Cadillac thought that at Fort Detroit he had found one of the garden spots of the country. In the pine forests of the Michigan peninsula game of every sort abounded, and their skins enriched alike the Indians and the French. The waters of Lake Saint Clair swarmed with wild fowl. In the woods wild grapes grew in profusion, and the rich lands bordering both sides of the river assured plentiful crops, depending only upon the industry of those who tilled the soil. However, in spite of his enthusiasm over the beauty of the site, Cadillac proceeded to lay out a very ugly little town with rude dwellings huddled along narrow muddy streets.

Such as it was, Detroit remained under French rule for fifty-nine years, becoming one of the most prosperous of the French outposts. The Indians were, for the most part, friendly with the French, and in 1760 the place had a population of 2500, which made it of great importance in the sparsely settled West.

Then came the years of the French and Indian wars, and finally the French, having lost Quebec, were obliged to surrender to the English. So in November, 1760, Detroit was given up to Major Robert Rogers in command of a detachment of British regulars and American militia.

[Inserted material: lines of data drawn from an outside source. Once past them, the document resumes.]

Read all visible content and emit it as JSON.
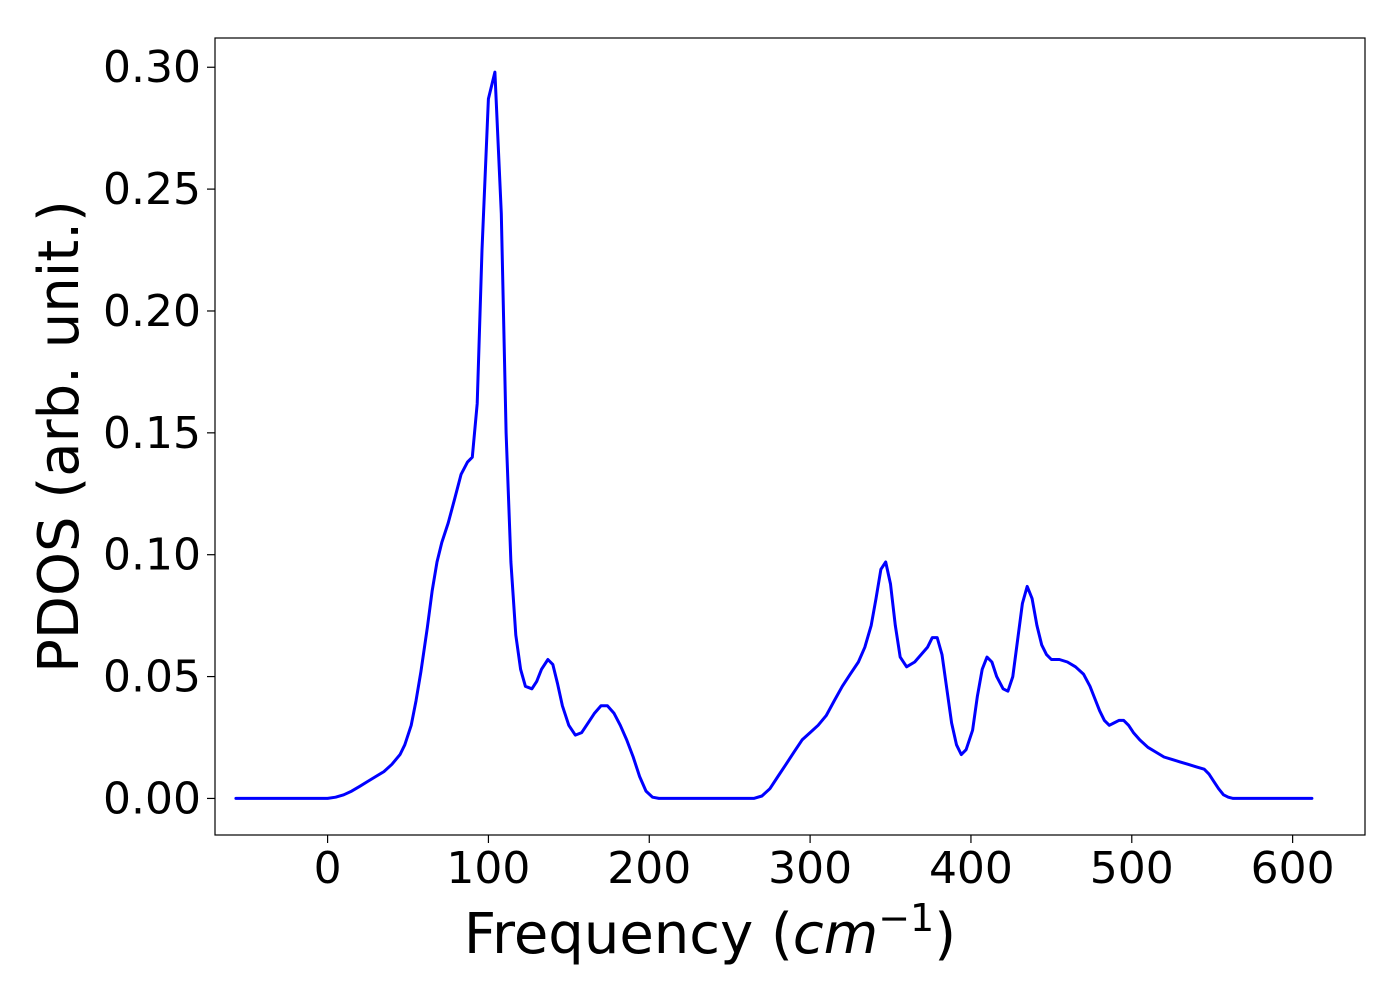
{
  "chart_data": {
    "type": "line",
    "xlabel_text": "Frequency (",
    "xlabel_math": "cm",
    "xlabel_sup": "−1",
    "xlabel_close": ")",
    "ylabel": "PDOS (arb. unit.)",
    "xlim": [
      -70,
      645
    ],
    "ylim": [
      -0.015,
      0.312
    ],
    "xticks": [
      0,
      100,
      200,
      300,
      400,
      500,
      600
    ],
    "xtick_labels": [
      "0",
      "100",
      "200",
      "300",
      "400",
      "500",
      "600"
    ],
    "yticks": [
      0.0,
      0.05,
      0.1,
      0.15,
      0.2,
      0.25,
      0.3
    ],
    "ytick_labels": [
      "0.00",
      "0.05",
      "0.10",
      "0.15",
      "0.20",
      "0.25",
      "0.30"
    ],
    "grid": false,
    "series": [
      {
        "color": "#0000ff",
        "x": [
          -57,
          -40,
          -20,
          0,
          5,
          10,
          15,
          20,
          25,
          30,
          35,
          40,
          45,
          48,
          52,
          55,
          58,
          62,
          65,
          68,
          71,
          75,
          79,
          83,
          87,
          90,
          93,
          96,
          100,
          104,
          108,
          111,
          114,
          117,
          120,
          123,
          127,
          130,
          133,
          137,
          140,
          143,
          146,
          150,
          154,
          158,
          162,
          166,
          170,
          174,
          178,
          182,
          186,
          190,
          194,
          198,
          202,
          206,
          210,
          230,
          250,
          265,
          270,
          275,
          280,
          285,
          290,
          295,
          300,
          305,
          310,
          315,
          320,
          325,
          330,
          334,
          338,
          341,
          344,
          347,
          350,
          353,
          356,
          360,
          365,
          369,
          373,
          376,
          379,
          382,
          385,
          388,
          391,
          394,
          397,
          401,
          404,
          407,
          410,
          413,
          416,
          420,
          423,
          426,
          429,
          432,
          435,
          438,
          441,
          444,
          447,
          450,
          455,
          460,
          465,
          470,
          474,
          477,
          480,
          483,
          486,
          489,
          492,
          495,
          498,
          501,
          505,
          510,
          515,
          520,
          525,
          530,
          535,
          540,
          545,
          548,
          551,
          554,
          557,
          560,
          563,
          567,
          575,
          600,
          612
        ],
        "y": [
          0.0,
          0.0,
          0.0,
          0.0,
          0.0005,
          0.0015,
          0.003,
          0.005,
          0.007,
          0.009,
          0.011,
          0.014,
          0.018,
          0.022,
          0.03,
          0.04,
          0.052,
          0.07,
          0.085,
          0.097,
          0.105,
          0.113,
          0.123,
          0.133,
          0.138,
          0.14,
          0.162,
          0.225,
          0.287,
          0.298,
          0.24,
          0.15,
          0.097,
          0.067,
          0.053,
          0.046,
          0.045,
          0.048,
          0.053,
          0.057,
          0.055,
          0.047,
          0.038,
          0.03,
          0.026,
          0.027,
          0.031,
          0.035,
          0.038,
          0.038,
          0.035,
          0.03,
          0.024,
          0.017,
          0.009,
          0.003,
          0.0005,
          0.0,
          0.0,
          0.0,
          0.0,
          0.0,
          0.001,
          0.004,
          0.009,
          0.014,
          0.019,
          0.024,
          0.027,
          0.03,
          0.034,
          0.04,
          0.046,
          0.051,
          0.056,
          0.062,
          0.071,
          0.082,
          0.094,
          0.097,
          0.088,
          0.071,
          0.058,
          0.054,
          0.056,
          0.059,
          0.062,
          0.066,
          0.066,
          0.059,
          0.045,
          0.031,
          0.022,
          0.018,
          0.02,
          0.028,
          0.042,
          0.053,
          0.058,
          0.056,
          0.05,
          0.045,
          0.044,
          0.05,
          0.065,
          0.08,
          0.087,
          0.082,
          0.071,
          0.063,
          0.059,
          0.057,
          0.057,
          0.056,
          0.054,
          0.051,
          0.046,
          0.041,
          0.036,
          0.032,
          0.03,
          0.031,
          0.032,
          0.032,
          0.03,
          0.027,
          0.024,
          0.021,
          0.019,
          0.017,
          0.016,
          0.015,
          0.014,
          0.013,
          0.012,
          0.01,
          0.007,
          0.004,
          0.0015,
          0.0005,
          0.0,
          0.0,
          0.0,
          0.0,
          0.0
        ]
      }
    ]
  }
}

The English were not allowed to remain long in undisturbed possession of their new outpost. Pontiac, chief of the Ottawas and one of the craftiest of all Indian warriors, was friendly to the French. In 1763, through his immense influence with all the Western tribes, he organized a conspiracy to drive the English from the territory which they had won with such difficulty. Detroit was one of the first places to be attacked. The siege lasted several months, but in spite of the cruelty and cunning of the attack, the garrison held out until at last relief came. Thus by their bravery they did much to prevent the success of Pontiac's Conspiracy, as the uprising is called.

Then came the Revolution. At its close, the Treaty of Paris was signed in 1783. By the terms of this treaty, Detroit, together with the other British outposts in the West, became the property of the United States. However, it was not until 1796 that the place was actually occupied by American troops.

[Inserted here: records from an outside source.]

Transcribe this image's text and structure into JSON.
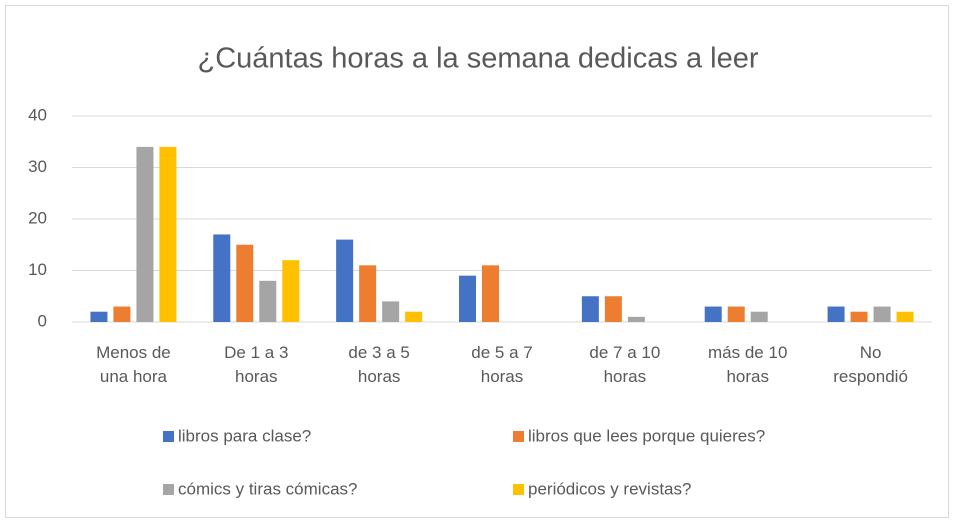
{
  "chart_data": {
    "type": "bar",
    "title": "¿Cuántas horas a la semana dedicas a leer",
    "categories": [
      [
        "Menos de",
        "una hora"
      ],
      [
        "De 1 a 3",
        "horas"
      ],
      [
        "de 3 a 5",
        "horas"
      ],
      [
        "de 5 a 7",
        "horas"
      ],
      [
        "de 7 a 10",
        "horas"
      ],
      [
        "más de 10",
        "horas"
      ],
      [
        "No",
        "respondió"
      ]
    ],
    "series": [
      {
        "name": "libros para clase?",
        "color": "#4472c4",
        "values": [
          2,
          17,
          16,
          9,
          5,
          3,
          3
        ]
      },
      {
        "name": "libros que lees porque quieres?",
        "color": "#ed7d31",
        "values": [
          3,
          15,
          11,
          11,
          5,
          3,
          2
        ]
      },
      {
        "name": "cómics y tiras cómicas?",
        "color": "#a5a5a5",
        "values": [
          34,
          8,
          4,
          0,
          1,
          2,
          3
        ]
      },
      {
        "name": "periódicos y revistas?",
        "color": "#ffc000",
        "values": [
          34,
          12,
          2,
          0,
          0,
          0,
          2
        ]
      }
    ],
    "ylim": [
      0,
      40
    ],
    "yticks": [
      0,
      10,
      20,
      30,
      40
    ],
    "grid": true,
    "legend": "bottom"
  }
}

Sixteen years later Detroit again passed into the possession of the British. This was during the war of 1812 and followed the defeat of General William Hull's ill-fated expedition into Canada. Falling back to Detroit, Hull was attacked, and surrendered to the British after a half-hearted resistance.

A little more than a year later, however, in October, 1813, Oliver Hazard Perry won the famous battle of Lake Erie. This gave the Americans control of the lake, and the British soon abandoned Detroit, which has since remained in the possession of the United States.

Detroit had prospered but little since 1760. Its inhabitants were for the most part easy-going Frenchmen. They were not suited to the strenuous work of city building. Detroit, instead of growing larger, was becoming smaller; and when, in 1820, the United States took a census of the place, it had but 1442 inhabitants as against the 2500 that Major Rogers found in 1760.